Other times, it takes much less to derail me. An annoyance with misbehaving technology or a late meal is enough to put me in a bad mood. And apparently, a bad mood is an excuse not to write. At least, in that moment it seems that way. If I look back some day and realize I didn’t achieve my goals because I couldn’t eat lunch on time and got irritated, how will I feel then?
I wanted to find some kind of magic to help me get motivated to write. (Motivation to clean the house, be more productive at work, and exercise more would also be fantastic, but one thing at a time, right?) After reading many self-help articles and a few books on dealing with procrastination, I got the answer more literally than I expected. One of my nieces gave me a “House Blessing Magic Candle.” The part of the instructions I followed most carefully was “visualize the outcome you desire.”
My dream is to publish at least eight novels, preferably in the next eight to ten years. Writing frequently and consistently will be the key to achieving that dream. As I visualized doing the work, I imagined myself enjoying the entire process of writing, not just the finished product. This candle is apparently made to burn slower than a normal candle, allowing plenty of visualizing opportunity. Day after day I lit it and let it burn, thinking “I enjoy the process” every time I looked at it or caught its scent.
It seemed to be helping. I was not transformed into a diligent writer, but I was beginning to look forward to sitting down and writing. I focused on the feeling of pleasure any time the words came easily or inspiration solved a plot issue.
The instructions say “when the candle is done, you’ll find a stone inside that will be supercharged with your intention.” I was eager to see what the stone looked like. Was it just a smooth, plain rock or a translucent crystal? However, waiting was part of the process as the candle slowly burned down, day by day. I was able to see the stone eventually, in the bottom inch of the candle. It had stripes of dark and pale gray. It was still deep in a puddle of hot wax, and I resisted the urge to scoop it out.

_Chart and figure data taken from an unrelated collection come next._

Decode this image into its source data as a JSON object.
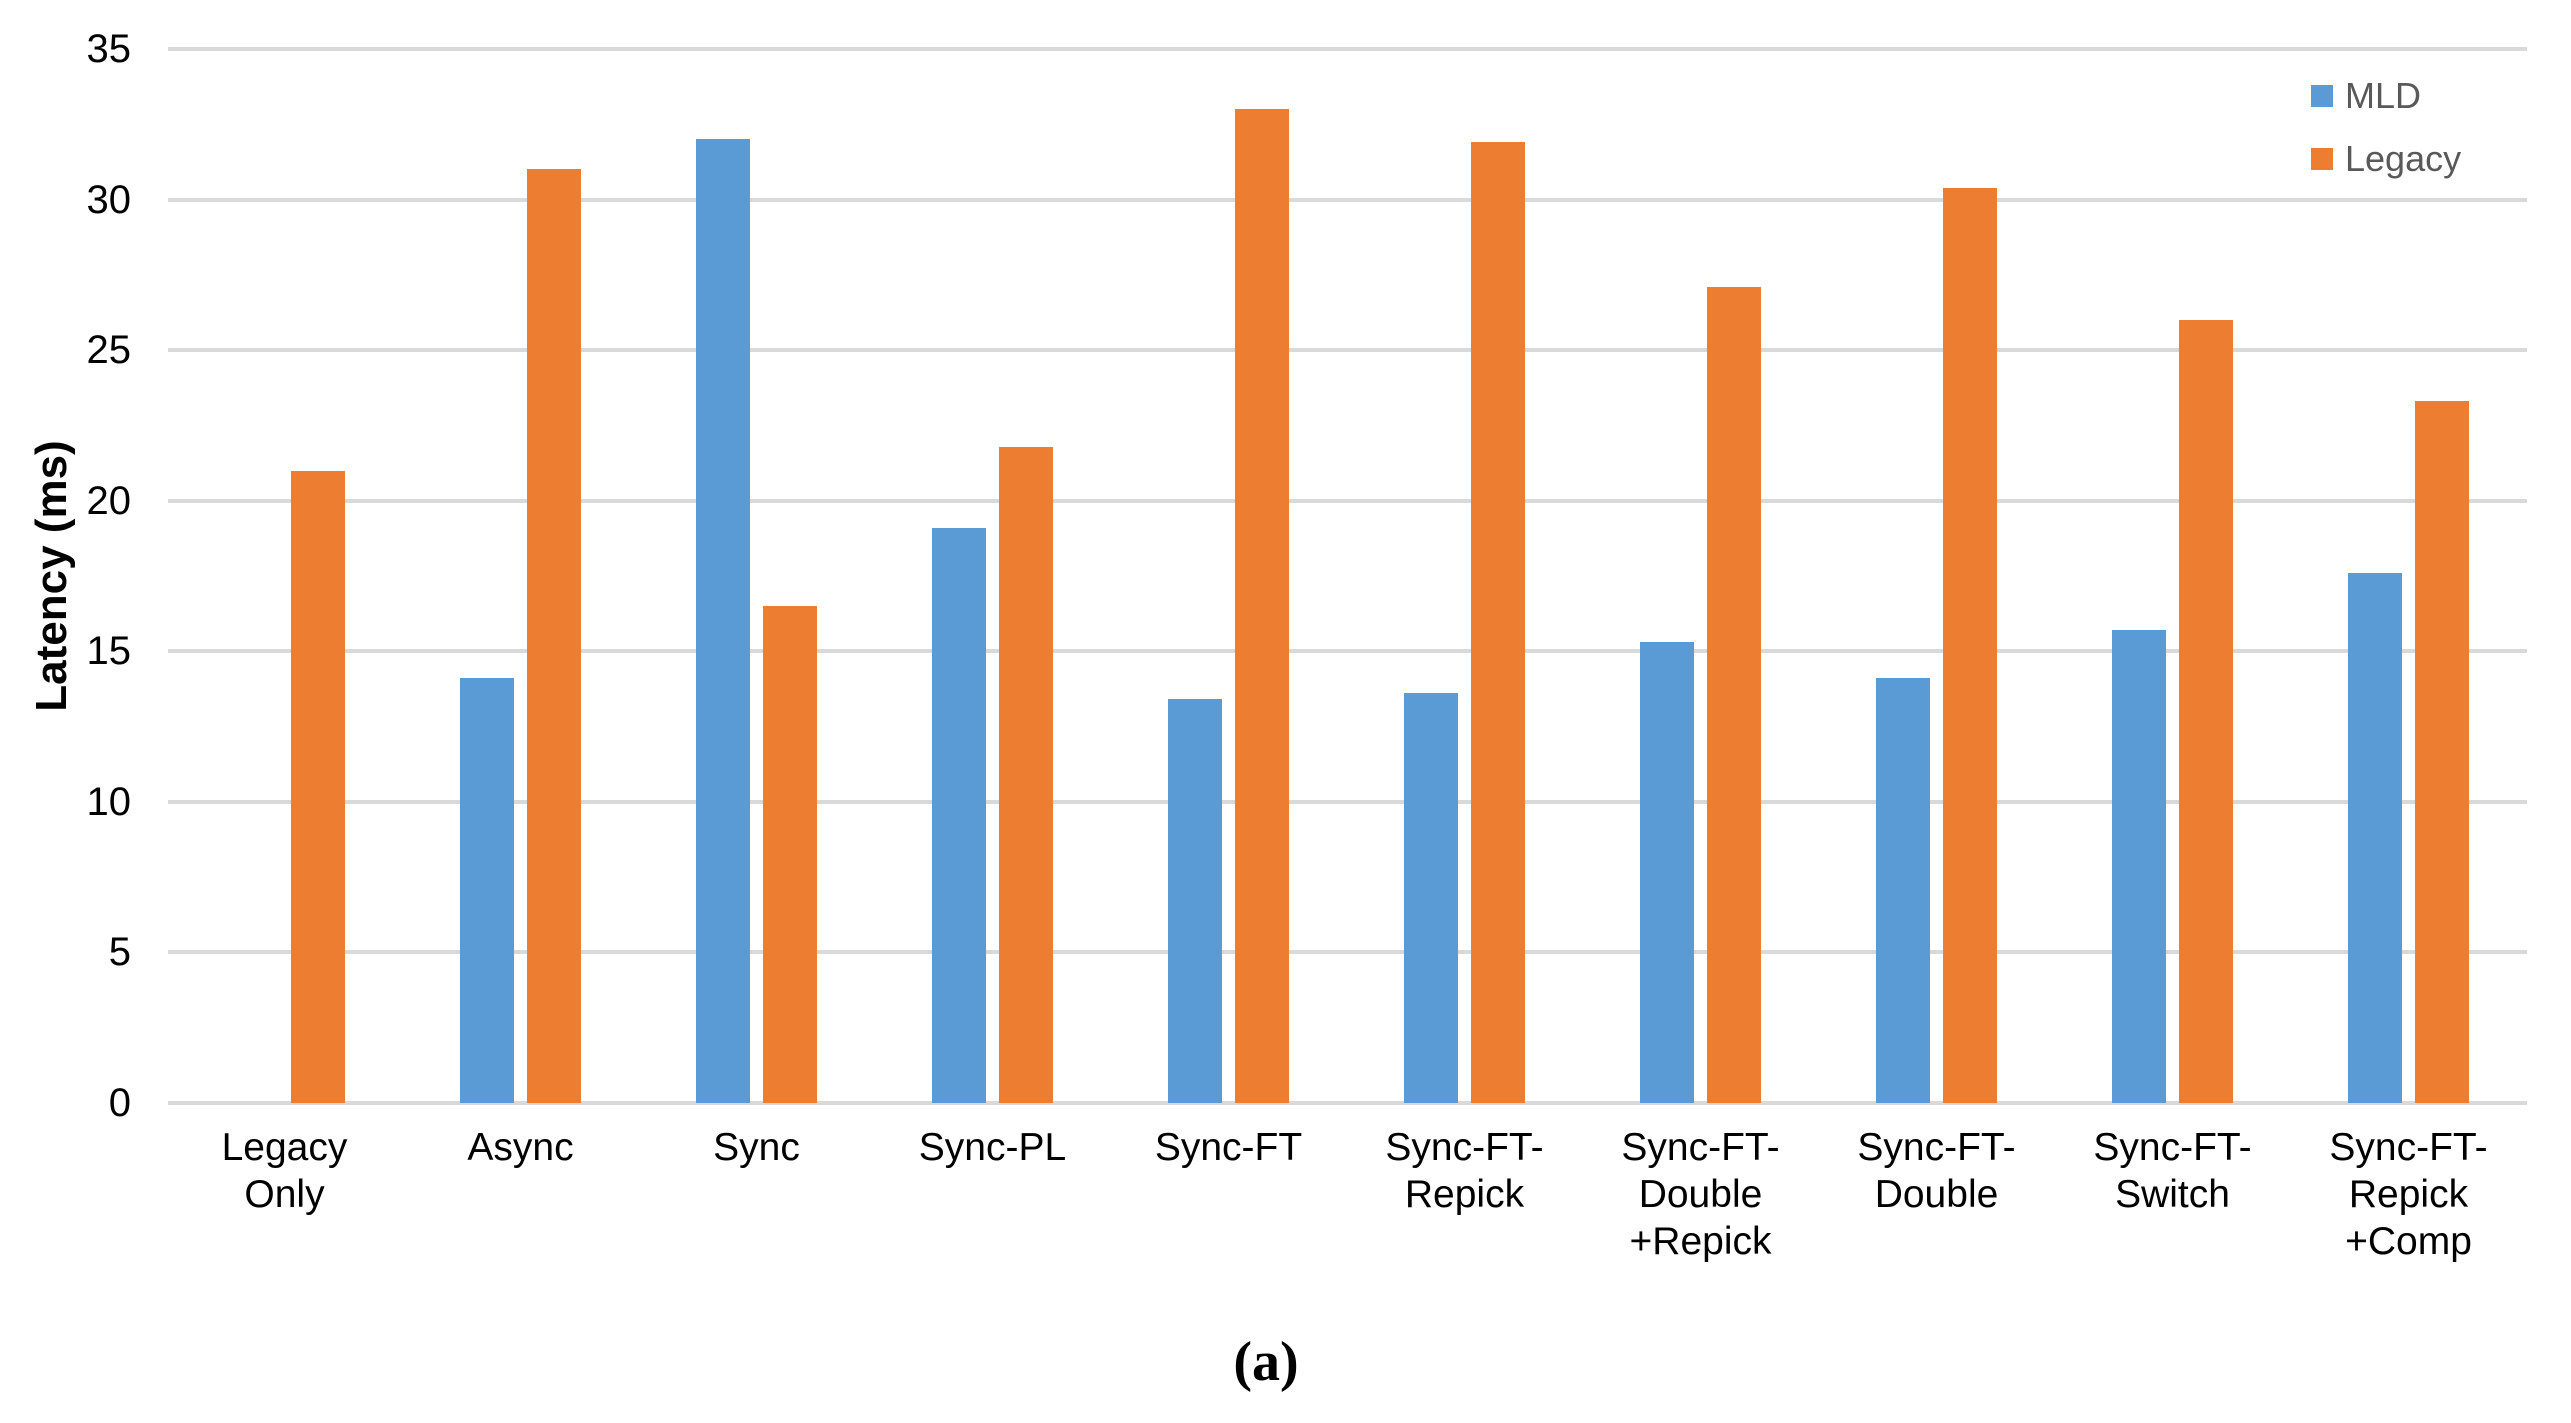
{
  "chart_data": {
    "type": "bar",
    "title": "",
    "xlabel": "",
    "ylabel": "Latency (ms)",
    "ylim": [
      0,
      35
    ],
    "yticks": [
      0,
      5,
      10,
      15,
      20,
      25,
      30,
      35
    ],
    "grid": true,
    "legend_position": "top-right",
    "categories": [
      "Legacy Only",
      "Async",
      "Sync",
      "Sync-PL",
      "Sync-FT",
      "Sync-FT-Repick",
      "Sync-FT-Double +Repick",
      "Sync-FT-Double",
      "Sync-FT-Switch",
      "Sync-FT-Repick +Comp"
    ],
    "category_label_lines": [
      [
        "Legacy",
        "Only"
      ],
      [
        "Async"
      ],
      [
        "Sync"
      ],
      [
        "Sync-PL"
      ],
      [
        "Sync-FT"
      ],
      [
        "Sync-FT-",
        "Repick"
      ],
      [
        "Sync-FT-",
        "Double",
        "+Repick"
      ],
      [
        "Sync-FT-",
        "Double"
      ],
      [
        "Sync-FT-",
        "Switch"
      ],
      [
        "Sync-FT-",
        "Repick",
        "+Comp"
      ]
    ],
    "series": [
      {
        "name": "MLD",
        "color": "#5B9BD5",
        "values": [
          null,
          14.1,
          32,
          19.1,
          13.4,
          13.6,
          15.3,
          14.1,
          15.7,
          17.6
        ]
      },
      {
        "name": "Legacy",
        "color": "#ED7D31",
        "values": [
          21,
          31,
          16.5,
          21.8,
          33,
          31.9,
          27.1,
          30.4,
          26,
          23.3
        ]
      }
    ]
  },
  "legend": {
    "items": [
      {
        "label": "MLD",
        "color": "#5B9BD5"
      },
      {
        "label": "Legacy",
        "color": "#ED7D31"
      }
    ]
  },
  "caption": "(a)",
  "colors": {
    "background": "#FFFFFF",
    "gridline": "#D9D9D9",
    "axis_text": "#000000",
    "legend_text": "#595959"
  }
}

A day later, holding the glass candle jar with a cloth to avoid burning my hands while I swirled it around, I saw a second stone. Smaller than the first, it was a cloudy white color. Holding a hot glass jar in your hands to swirl liquid wax around in a still-burning candle is not an image of patience. I still held out at least another day or two before pulling out the stones. Now that I have the stones, I’m not doing anything with them. I don’t have a good place to display something so small although they would be a good reminder of what I’ve learned: the end product is just a tiny fraction of the whole process.
Maybe the candle has magic in it, or maybe it’s simply the opposite of what we put ourselves through every time we dwell on negative thoughts and fear of failure. That only builds up walls between ourselves and what we want. Instead, focus on what you want, over and over. Put your attention on the good feelings and good results that come each time you put in the work. No matter how small or slow the progress is, enjoy it.